Then we don’t have much time,” Killian said. “It’s the poison. It’s stronger now. The children are the most vulnerable, but there will be more victims, more deaths, if we do not stop this.”
“Ingrid . . . Killian is—”
“I know,” Ingrid said with a brief nod. “I figured it out as well. Remember what I told you about Ragnarok? First the oceans will die? And how the toxin that’s in North Hampton is similar to ones found near Sydney, Greenland, and Reykjavík? They just found one near Vietnam. Bran has been spreading it around the world since he arrived in Fair Haven in January.” She explained how at first she had attempted to trace it to Killian’s travels, but she could not find the Alaskan freighter where he was supposed to have served, nor the Sydney resort where he was supposed to have worked as a scuba instructor. As far as she could see, Killian had never been to any of those places, and with a start she’d realized that the person who had told them that Killian had traveled the world was Bran.
She began to investigate Bran’s background and travels, and she realized her mistake in identifying the brothers as soon as she put together the news clippings about the toxin’s locations with a copy of Bran’s itinerary from the Gardiner Foundation, which was published on their Web site. The dates and places matched exactly. Under the cover of charity work, Bran had traveled to each and every place on the map that the toxin had been found. The explosion in the middle of the summer meant the tree was beginning to collapse inwardly. Her suspicions confirmed, she had done a little more digging on the foundation and discovered that in contrast to all the hype, there was very little good it was actually doing; most of its work seemed to be tied up in endless bureaucratic meetings; the foundation had hardly given any money to any of the causes it supported. It was a tax front, a fraud, a way to hide the Gardiner fortune.
She told all this to Freya and Killian. Now she understood that Bran was Loki all along. Like her sister and mother, she had been fooled; due to the restriction, they had been rusty and blinded and lost without their magic, and had failed to sense his use of a powerful spell. She blushed to think of her dream of Killian the other night. Another of Loki’s tricks, of course, to throw them off his trail.
“I know where he’s headed,” Ingrid said. “Through the secret door in Fair Haven. In the ballroom. Come on.”

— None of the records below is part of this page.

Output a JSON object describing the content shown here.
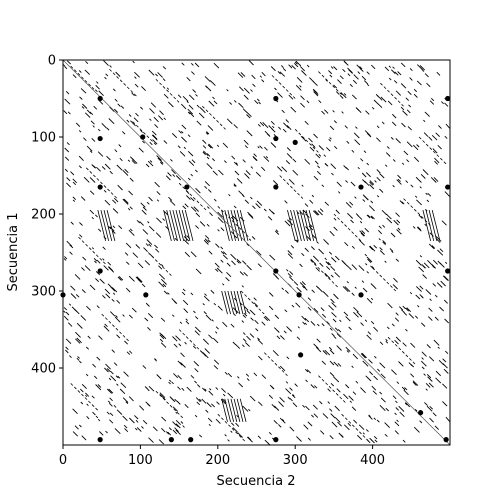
{
  "chart_data": {
    "type": "heatmap",
    "subtype": "dot-plot",
    "title": "",
    "xlabel": "Secuencia 2",
    "ylabel": "Secuencia 1",
    "xlim": [
      0,
      500
    ],
    "ylim": [
      500,
      0
    ],
    "y_axis_inverted": true,
    "x_ticks": [
      0,
      100,
      200,
      300,
      400
    ],
    "y_ticks": [
      0,
      100,
      200,
      300,
      400
    ],
    "x_tick_labels": [
      "0",
      "100",
      "200",
      "300",
      "400"
    ],
    "y_tick_labels": [
      "0",
      "100",
      "200",
      "300",
      "400"
    ],
    "grid": false,
    "legend": "none",
    "colors": {
      "match": "#000000",
      "background": "#ffffff",
      "diagonal": "#555555"
    },
    "main_diagonal": {
      "x": [
        0,
        500
      ],
      "y": [
        0,
        500
      ]
    },
    "match_diagonals": [
      {
        "x": [
          10,
          40
        ],
        "y": [
          8,
          38
        ]
      },
      {
        "x": [
          60,
          95
        ],
        "y": [
          12,
          47
        ]
      },
      {
        "x": [
          120,
          150
        ],
        "y": [
          25,
          55
        ]
      },
      {
        "x": [
          270,
          300
        ],
        "y": [
          20,
          50
        ]
      },
      {
        "x": [
          330,
          360
        ],
        "y": [
          15,
          45
        ]
      },
      {
        "x": [
          410,
          440
        ],
        "y": [
          30,
          60
        ]
      },
      {
        "x": [
          30,
          70
        ],
        "y": [
          140,
          180
        ]
      },
      {
        "x": [
          150,
          185
        ],
        "y": [
          160,
          195
        ]
      },
      {
        "x": [
          200,
          240
        ],
        "y": [
          190,
          230
        ]
      },
      {
        "x": [
          280,
          310
        ],
        "y": [
          150,
          180
        ]
      },
      {
        "x": [
          350,
          385
        ],
        "y": [
          200,
          235
        ]
      },
      {
        "x": [
          440,
          475
        ],
        "y": [
          180,
          215
        ]
      },
      {
        "x": [
          20,
          55
        ],
        "y": [
          230,
          265
        ]
      },
      {
        "x": [
          110,
          140
        ],
        "y": [
          250,
          280
        ]
      },
      {
        "x": [
          230,
          260
        ],
        "y": [
          300,
          330
        ]
      },
      {
        "x": [
          320,
          355
        ],
        "y": [
          260,
          295
        ]
      },
      {
        "x": [
          400,
          430
        ],
        "y": [
          270,
          300
        ]
      },
      {
        "x": [
          50,
          85
        ],
        "y": [
          330,
          365
        ]
      },
      {
        "x": [
          150,
          185
        ],
        "y": [
          350,
          385
        ]
      },
      {
        "x": [
          260,
          290
        ],
        "y": [
          380,
          410
        ]
      },
      {
        "x": [
          330,
          365
        ],
        "y": [
          410,
          445
        ]
      },
      {
        "x": [
          420,
          455
        ],
        "y": [
          360,
          395
        ]
      },
      {
        "x": [
          10,
          45
        ],
        "y": [
          420,
          455
        ]
      },
      {
        "x": [
          120,
          155
        ],
        "y": [
          430,
          465
        ]
      },
      {
        "x": [
          200,
          235
        ],
        "y": [
          460,
          495
        ]
      },
      {
        "x": [
          360,
          395
        ],
        "y": [
          460,
          495
        ]
      },
      {
        "x": [
          460,
          495
        ],
        "y": [
          100,
          135
        ]
      },
      {
        "x": [
          90,
          120
        ],
        "y": [
          80,
          110
        ]
      },
      {
        "x": [
          300,
          330
        ],
        "y": [
          90,
          120
        ]
      },
      {
        "x": [
          180,
          210
        ],
        "y": [
          60,
          90
        ]
      }
    ],
    "dense_blocks": [
      {
        "x": [
          205,
          230
        ],
        "y": [
          195,
          235
        ]
      },
      {
        "x": [
          205,
          230
        ],
        "y": [
          300,
          330
        ]
      },
      {
        "x": [
          205,
          230
        ],
        "y": [
          440,
          470
        ]
      },
      {
        "x": [
          465,
          480
        ],
        "y": [
          195,
          235
        ]
      },
      {
        "x": [
          45,
          60
        ],
        "y": [
          195,
          235
        ]
      },
      {
        "x": [
          130,
          160
        ],
        "y": [
          195,
          235
        ]
      },
      {
        "x": [
          290,
          320
        ],
        "y": [
          195,
          235
        ]
      }
    ],
    "dark_spots": [
      {
        "x": 48,
        "y": 50
      },
      {
        "x": 48,
        "y": 102
      },
      {
        "x": 48,
        "y": 165
      },
      {
        "x": 48,
        "y": 274
      },
      {
        "x": 48,
        "y": 493
      },
      {
        "x": 103,
        "y": 100
      },
      {
        "x": 107,
        "y": 305
      },
      {
        "x": 275,
        "y": 50
      },
      {
        "x": 275,
        "y": 102
      },
      {
        "x": 275,
        "y": 165
      },
      {
        "x": 275,
        "y": 274
      },
      {
        "x": 275,
        "y": 493
      },
      {
        "x": 305,
        "y": 305
      },
      {
        "x": 307,
        "y": 383
      },
      {
        "x": 385,
        "y": 305
      },
      {
        "x": 0,
        "y": 305
      },
      {
        "x": 497,
        "y": 50
      },
      {
        "x": 497,
        "y": 165
      },
      {
        "x": 497,
        "y": 274
      },
      {
        "x": 462,
        "y": 458
      },
      {
        "x": 140,
        "y": 493
      },
      {
        "x": 165,
        "y": 493
      },
      {
        "x": 300,
        "y": 107
      },
      {
        "x": 160,
        "y": 165
      },
      {
        "x": 385,
        "y": 165
      },
      {
        "x": 495,
        "y": 493
      }
    ]
  }
}
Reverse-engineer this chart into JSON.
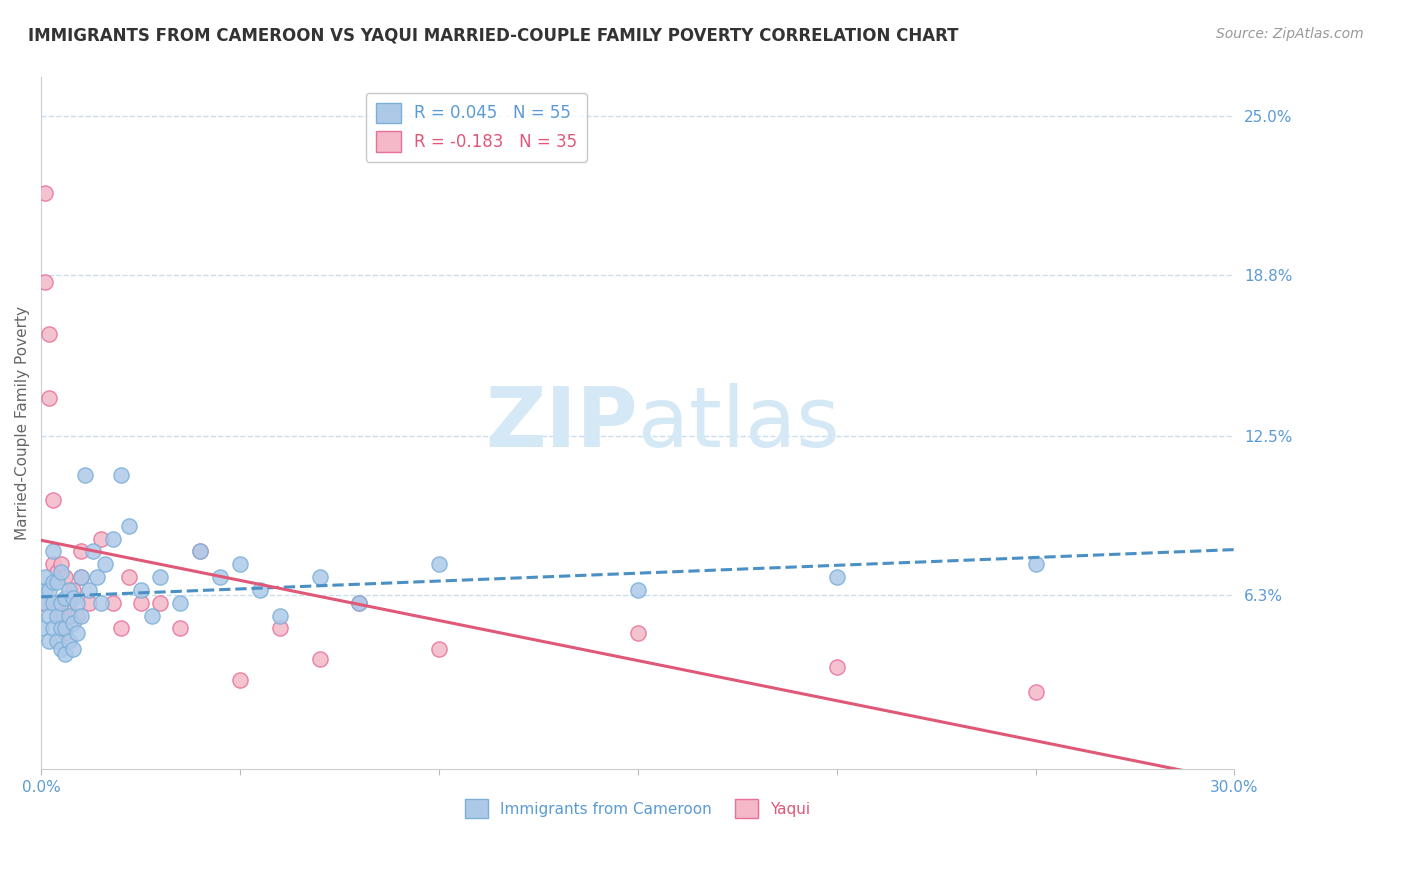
{
  "title": "IMMIGRANTS FROM CAMEROON VS YAQUI MARRIED-COUPLE FAMILY POVERTY CORRELATION CHART",
  "source_text": "Source: ZipAtlas.com",
  "ylabel": "Married-Couple Family Poverty",
  "xlim": [
    0.0,
    0.3
  ],
  "ylim": [
    -0.005,
    0.265
  ],
  "xticks": [
    0.0,
    0.05,
    0.1,
    0.15,
    0.2,
    0.25,
    0.3
  ],
  "xtick_labels": [
    "0.0%",
    "",
    "",
    "",
    "",
    "",
    "30.0%"
  ],
  "ytick_vals_right": [
    0.063,
    0.125,
    0.188,
    0.25
  ],
  "ytick_labels_right": [
    "6.3%",
    "12.5%",
    "18.8%",
    "25.0%"
  ],
  "grid_color": "#c8dff0",
  "background_color": "#ffffff",
  "watermark_color": "#d5e8f5",
  "series1_name": "Immigrants from Cameroon",
  "series1_R": 0.045,
  "series1_N": 55,
  "series1_face_color": "#aec9e8",
  "series1_edge_color": "#7ab0d8",
  "series1_line_color": "#4a90c4",
  "series2_name": "Yaqui",
  "series2_R": -0.183,
  "series2_N": 35,
  "series2_face_color": "#f4b8c8",
  "series2_edge_color": "#e87098",
  "series2_line_color": "#e05878",
  "series1_x": [
    0.0,
    0.001,
    0.001,
    0.001,
    0.002,
    0.002,
    0.002,
    0.003,
    0.003,
    0.003,
    0.003,
    0.004,
    0.004,
    0.004,
    0.005,
    0.005,
    0.005,
    0.005,
    0.006,
    0.006,
    0.006,
    0.007,
    0.007,
    0.007,
    0.008,
    0.008,
    0.008,
    0.009,
    0.009,
    0.01,
    0.01,
    0.011,
    0.012,
    0.013,
    0.014,
    0.015,
    0.016,
    0.018,
    0.02,
    0.022,
    0.025,
    0.028,
    0.03,
    0.035,
    0.04,
    0.045,
    0.05,
    0.055,
    0.06,
    0.07,
    0.08,
    0.1,
    0.15,
    0.2,
    0.25
  ],
  "series1_y": [
    0.05,
    0.06,
    0.065,
    0.07,
    0.045,
    0.055,
    0.065,
    0.05,
    0.06,
    0.068,
    0.08,
    0.045,
    0.055,
    0.068,
    0.042,
    0.05,
    0.06,
    0.072,
    0.04,
    0.05,
    0.062,
    0.045,
    0.055,
    0.065,
    0.042,
    0.052,
    0.062,
    0.048,
    0.06,
    0.055,
    0.07,
    0.11,
    0.065,
    0.08,
    0.07,
    0.06,
    0.075,
    0.085,
    0.11,
    0.09,
    0.065,
    0.055,
    0.07,
    0.06,
    0.08,
    0.07,
    0.075,
    0.065,
    0.055,
    0.07,
    0.06,
    0.075,
    0.065,
    0.07,
    0.075
  ],
  "series2_x": [
    0.0,
    0.001,
    0.001,
    0.002,
    0.002,
    0.003,
    0.003,
    0.004,
    0.004,
    0.005,
    0.005,
    0.006,
    0.006,
    0.007,
    0.008,
    0.009,
    0.01,
    0.01,
    0.012,
    0.015,
    0.018,
    0.02,
    0.022,
    0.025,
    0.03,
    0.035,
    0.04,
    0.05,
    0.06,
    0.07,
    0.08,
    0.1,
    0.15,
    0.2,
    0.25
  ],
  "series2_y": [
    0.06,
    0.185,
    0.22,
    0.14,
    0.165,
    0.075,
    0.1,
    0.06,
    0.072,
    0.055,
    0.075,
    0.048,
    0.07,
    0.06,
    0.065,
    0.055,
    0.07,
    0.08,
    0.06,
    0.085,
    0.06,
    0.05,
    0.07,
    0.06,
    0.06,
    0.05,
    0.08,
    0.03,
    0.05,
    0.038,
    0.06,
    0.042,
    0.048,
    0.035,
    0.025
  ]
}
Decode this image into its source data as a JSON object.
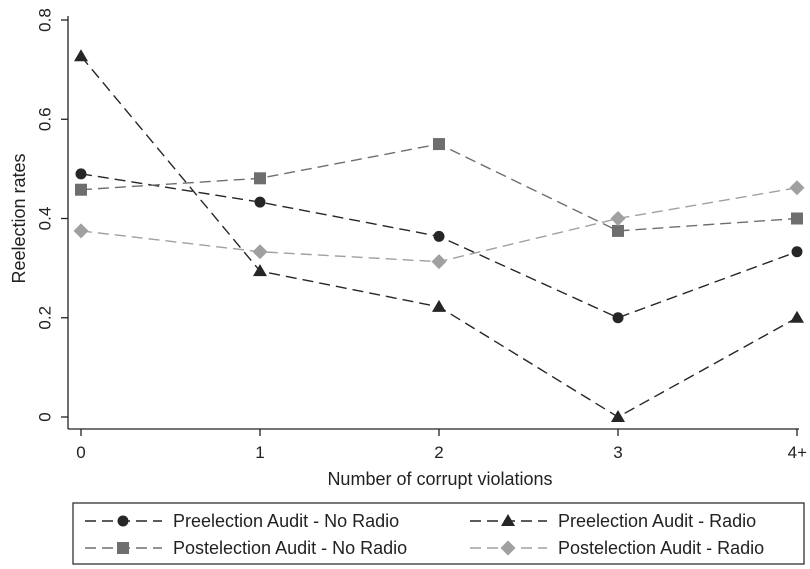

“Go,” Killian said to Freya. “He has Odin’s ring; he could be anywhere in the universe by now.”
“I can’t leave you here,” Freya said.
“My leg’s shattered, but I can control the bleeding; don’t worry about me. I’ll only slow you down.”
Freya kissed Killian once more and then joined her sister. “Let’s go. It’s time to end this.”
Ingrid led the way to the ballroom. She cast a spell that shattered the plaster and revealed the ghost door she had found underneath.
“Okay, so how do you open it?” Freya asked.
“Watch.” Ingrid had read about the tree in her father’s book. The language she had been unable to decipher, she now understood, was the language of the dragons and the giants who had come before the gods. She placed her hands on the door and murmured a few words.
The door creaked open to reveal nothing but darkness. Ingrid took Freya’s hand and together they slipped through the portal. As her eyes slowly adjusted to the dark, she saw that a pale blue glow lit the coarse thicket that surrounded them. The space, if it could be called that, smelled of damp earth and wood. There was a path that led forward, deeper into the thicket.
However, before they could walk any farther, they came upon Lionel Horning. He was covered in blood, and they could see that he was rotting from inside out; half of his face was missing and he leered at them with his one good eye. “Stop,” he said in a hoarse voice, raising a hand that was missing two fingers. “You may not enter.” Their friend had been turned into a guard dog, an obstacle to block their way.
“Oh, Lionel . . .” Ingrid sighed. “The toxin. It must have been in his blood, in his system, when he swallowed all that ocean water, which is why the resurrection didn’t take.”
“So I was wrong. He’s not a demon,” Freya said.
“No, definitely zombie,” Ingrid said. “The river underneath their farm . . . it leads to the ocean. The toxin must have been strong there. He’s been breathing it. He swallowed the water and then he was living in a poisoned space. No wonder.”
“Lionel, I’m so sorry but I have to do this,” Ingrid said, raising her wand. White rope appeared from the end of her wand and wrapped tightly around Lionel, creating a straightjacket. “That will hold him. I don’t think we can bring him back, his body is too decayed. But if we stop Loki it will restore Lionel’s spirit and send him to Helda as he was.”
There was a cry from beyond, on the other side of the path that led away from the tree. “It’s Tyler. Ingrid—you get the boy. We’ve got twenty-four hours before the Dead claim him forever.”
“What about you?” Ingrid asked, already turning to the sound of the boy’s cries.
“I’ll take care of Loki,” Freya said, pushing farther into the darkness.